Der sah ihn mit stoischer Ruhe an und sagte: »Entweder Sankt Agatha, oder du spielst nicht mit bei unserem kleinen Krippenspiel. Aber ich kann dir schon jetzt prophezeien, dass du es bereuen würdest.«
Agatha schien eine Weile mit sich zu kämpfen. Noch immer atmete er schwer, ballte die Fäuste, um schließlich eine wegwerfende Handbewegung zu machen und sich wieder auf die Werkbank zu setzen. »Schon gut, von mir aus! Aber wenn eine von euch Missgeburten lacht, dann Gnade euch Gott!«
»Gut«, fuhr der Schutzpatron fort, »schön, dass wir das so schnell klären konnten. Kommen wir also zum Nächsten. Ein Mann mit unfassbarer Körperbeherrschung. Auch wenn sein Spitzname sonst ›Die Spinne‹ ist, lernt ihr ihn heute als heiligen Georg, den Märtyrer, kennen, Schutzpatron der Artisten.« Der drahtige Mann, von dem Magnus gesprochen hatte, sah freundlich lächelnd in die Runde und nickte dem Schutzpatron anerkennend zu. Er war so klein, dass er gut und gerne als Jockey hätte arbeiten können.
»Kommen wir zu den letzten beiden.«
Alle sahen nach rechts, wo noch ein grauhaariger, stämmiger Mittfünfziger und ein muskelbepackter, hellblonder Hüne saßen. »Zunächst unser Fachmann für alle Baufragen: Sankt Wunibald.« Magnus grinste, als er merkte, wie wenig begeistert der Grauhaarige über seinen Namen war. Aber nach der Episode von eben hielt der es offensichtlich für klüger, den Mund zu halten. »Er wird nicht nur alle baulichen Fragen klären – er kennt sich auch mit der Praxis aus.«
»Kann man so sagen«, bestätigte der Grauhaarige.
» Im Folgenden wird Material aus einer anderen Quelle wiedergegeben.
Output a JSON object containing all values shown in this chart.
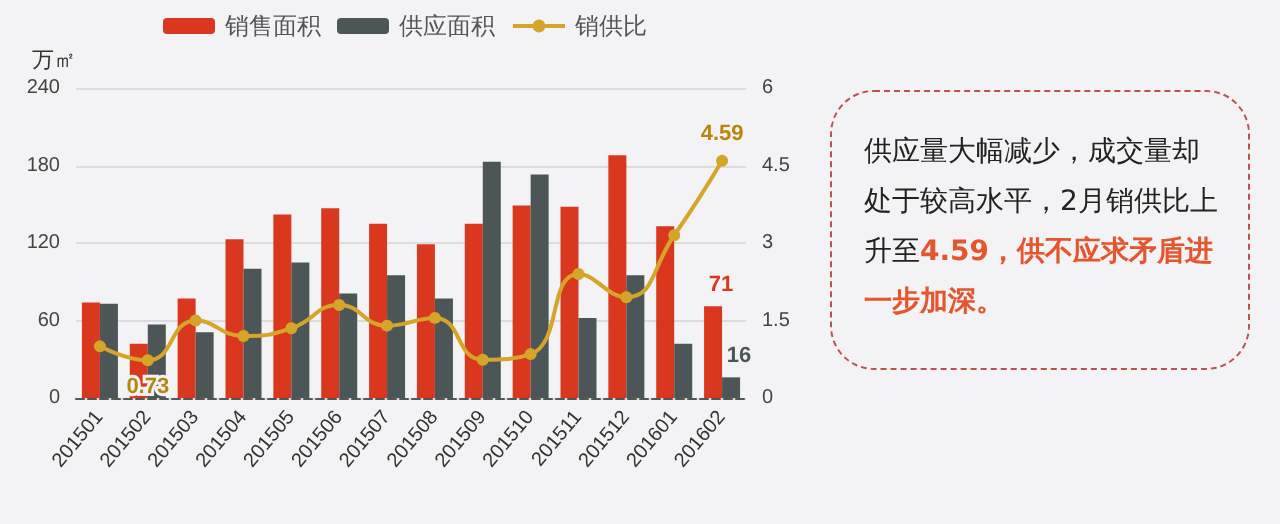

»Und schließlich gilt es noch einen umzutaufen, den die meisten von euch als ›Das Viech‹ kennen dürften. Für seine … nun ja, Tätigkeit gibt es nicht direkt einen Schutzpatron. Deswegen wollen wir ihm der Ordnung halber den Namen des Schutzherrn der Verbrecher und Diebe geben: Nikolaus von Myra.« Der grobschlächtige Blondschopf schien zufrieden. Er lächelte und gab dabei eine lückenhafte Zahnreihe preis.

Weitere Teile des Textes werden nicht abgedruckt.